I use M5Stack Atom Lite as a microcontroller which is connected to the network and receives the time from the NTP server. This makes it a mechanical watch, but an NTP watch that displays the time accurately.

The advance of time from 59 minutes to 00 minutes was handled by moving the servo 40 times. When the power is turned on, it has to count up from 0000 to the current time, but it can now support starting at 1111, which means that the initialization time can be reduced.

A truly lovely piece of work.

It was at this exhibit that I first learned about the M5Stack Atom Lite microcontroller module.
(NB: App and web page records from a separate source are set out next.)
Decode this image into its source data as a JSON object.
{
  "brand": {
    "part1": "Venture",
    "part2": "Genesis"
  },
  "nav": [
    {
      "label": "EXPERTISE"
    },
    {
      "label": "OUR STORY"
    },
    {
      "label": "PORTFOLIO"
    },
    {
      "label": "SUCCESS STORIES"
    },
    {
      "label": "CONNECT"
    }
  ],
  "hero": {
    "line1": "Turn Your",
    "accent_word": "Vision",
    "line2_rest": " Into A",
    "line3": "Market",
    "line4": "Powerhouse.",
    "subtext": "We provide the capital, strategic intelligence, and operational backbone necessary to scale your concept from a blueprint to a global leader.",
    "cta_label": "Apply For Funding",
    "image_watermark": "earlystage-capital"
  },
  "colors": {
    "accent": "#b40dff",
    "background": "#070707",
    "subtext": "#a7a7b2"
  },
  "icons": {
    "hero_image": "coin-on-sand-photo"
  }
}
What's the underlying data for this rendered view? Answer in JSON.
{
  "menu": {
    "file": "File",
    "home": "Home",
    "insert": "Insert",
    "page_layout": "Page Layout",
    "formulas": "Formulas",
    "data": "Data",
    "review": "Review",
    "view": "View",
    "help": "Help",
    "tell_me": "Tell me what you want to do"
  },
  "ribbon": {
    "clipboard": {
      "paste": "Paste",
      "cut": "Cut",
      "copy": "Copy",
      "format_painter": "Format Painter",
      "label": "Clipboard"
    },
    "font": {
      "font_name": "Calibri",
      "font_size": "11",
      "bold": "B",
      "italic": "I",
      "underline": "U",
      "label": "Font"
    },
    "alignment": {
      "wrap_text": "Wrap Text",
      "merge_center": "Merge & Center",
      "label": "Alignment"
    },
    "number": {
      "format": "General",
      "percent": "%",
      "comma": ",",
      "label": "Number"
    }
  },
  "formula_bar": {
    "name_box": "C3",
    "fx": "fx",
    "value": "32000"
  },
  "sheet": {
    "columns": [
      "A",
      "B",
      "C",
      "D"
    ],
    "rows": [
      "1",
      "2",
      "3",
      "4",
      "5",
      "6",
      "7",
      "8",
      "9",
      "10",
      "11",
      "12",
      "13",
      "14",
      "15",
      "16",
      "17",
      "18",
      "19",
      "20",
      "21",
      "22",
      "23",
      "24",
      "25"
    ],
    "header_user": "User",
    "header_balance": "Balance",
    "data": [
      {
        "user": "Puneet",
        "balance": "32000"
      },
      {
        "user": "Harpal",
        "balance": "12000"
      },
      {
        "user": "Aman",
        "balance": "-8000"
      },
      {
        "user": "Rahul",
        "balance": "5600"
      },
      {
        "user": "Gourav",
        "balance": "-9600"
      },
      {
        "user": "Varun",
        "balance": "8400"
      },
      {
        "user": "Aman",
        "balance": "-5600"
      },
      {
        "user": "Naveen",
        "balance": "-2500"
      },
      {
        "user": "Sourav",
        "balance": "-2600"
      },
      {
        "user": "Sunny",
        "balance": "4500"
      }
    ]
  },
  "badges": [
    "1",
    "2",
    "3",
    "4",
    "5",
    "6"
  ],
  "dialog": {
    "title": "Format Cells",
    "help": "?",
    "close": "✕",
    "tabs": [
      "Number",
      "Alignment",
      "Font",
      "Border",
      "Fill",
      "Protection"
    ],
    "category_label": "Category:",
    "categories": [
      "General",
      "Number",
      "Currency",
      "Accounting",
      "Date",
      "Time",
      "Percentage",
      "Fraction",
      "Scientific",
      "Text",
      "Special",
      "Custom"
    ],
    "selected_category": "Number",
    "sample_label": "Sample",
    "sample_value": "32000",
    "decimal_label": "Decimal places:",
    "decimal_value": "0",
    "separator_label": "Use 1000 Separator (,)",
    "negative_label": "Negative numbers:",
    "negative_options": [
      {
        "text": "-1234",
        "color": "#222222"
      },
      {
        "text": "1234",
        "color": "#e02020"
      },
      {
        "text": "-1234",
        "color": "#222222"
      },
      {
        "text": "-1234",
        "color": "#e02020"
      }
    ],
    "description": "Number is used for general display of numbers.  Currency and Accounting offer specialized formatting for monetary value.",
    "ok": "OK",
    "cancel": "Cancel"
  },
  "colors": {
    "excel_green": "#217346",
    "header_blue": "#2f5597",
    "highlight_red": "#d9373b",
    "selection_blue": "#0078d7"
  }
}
A small ESP32 module with the display and battery removed from the M5StickC. This is useful. I'd like to try it next time.

Akihabara

After MakerFaire, I stopped by Akihabara.

ShigeZone

I would definitely visit ShigeZone when I stop by Akihabara. It's in the Radio Department Store, but they moved from the third floor to the first floor. The number of products had increased tremendously.

The HDMI capture was on sale for 880yen.

Maybe it's similar to this one I bought before.

If so, it's very convenient and affordable. This is useful if you want to easily display HDMI on your monitor.

One thing I'm very curious about right now is this scale with a counting mode. Sometimes it's a bit difficult to count the parts of the kits sold in kohacraft's shop, so the ability to count the number of parts is appealing to me.

KADEN no KEN chyan

This is a store that specializes in retro game consoles, and this is where I got a sticker from TokyoFLIP-FLOP. There were also free marble stickers and floppy disks made of substrate.

Akizuki Denshi Tusyou

So now it's closed on Sundays and holidays. The shop was closed.

I had fun at MakerFaire

It's been a while since Maker Faire Tokyo, and I got a lot of enthusiasm from the hot makers. It's a great event. The next Maker Faire will be held in December in Ogaki City, Gifu Prefecture.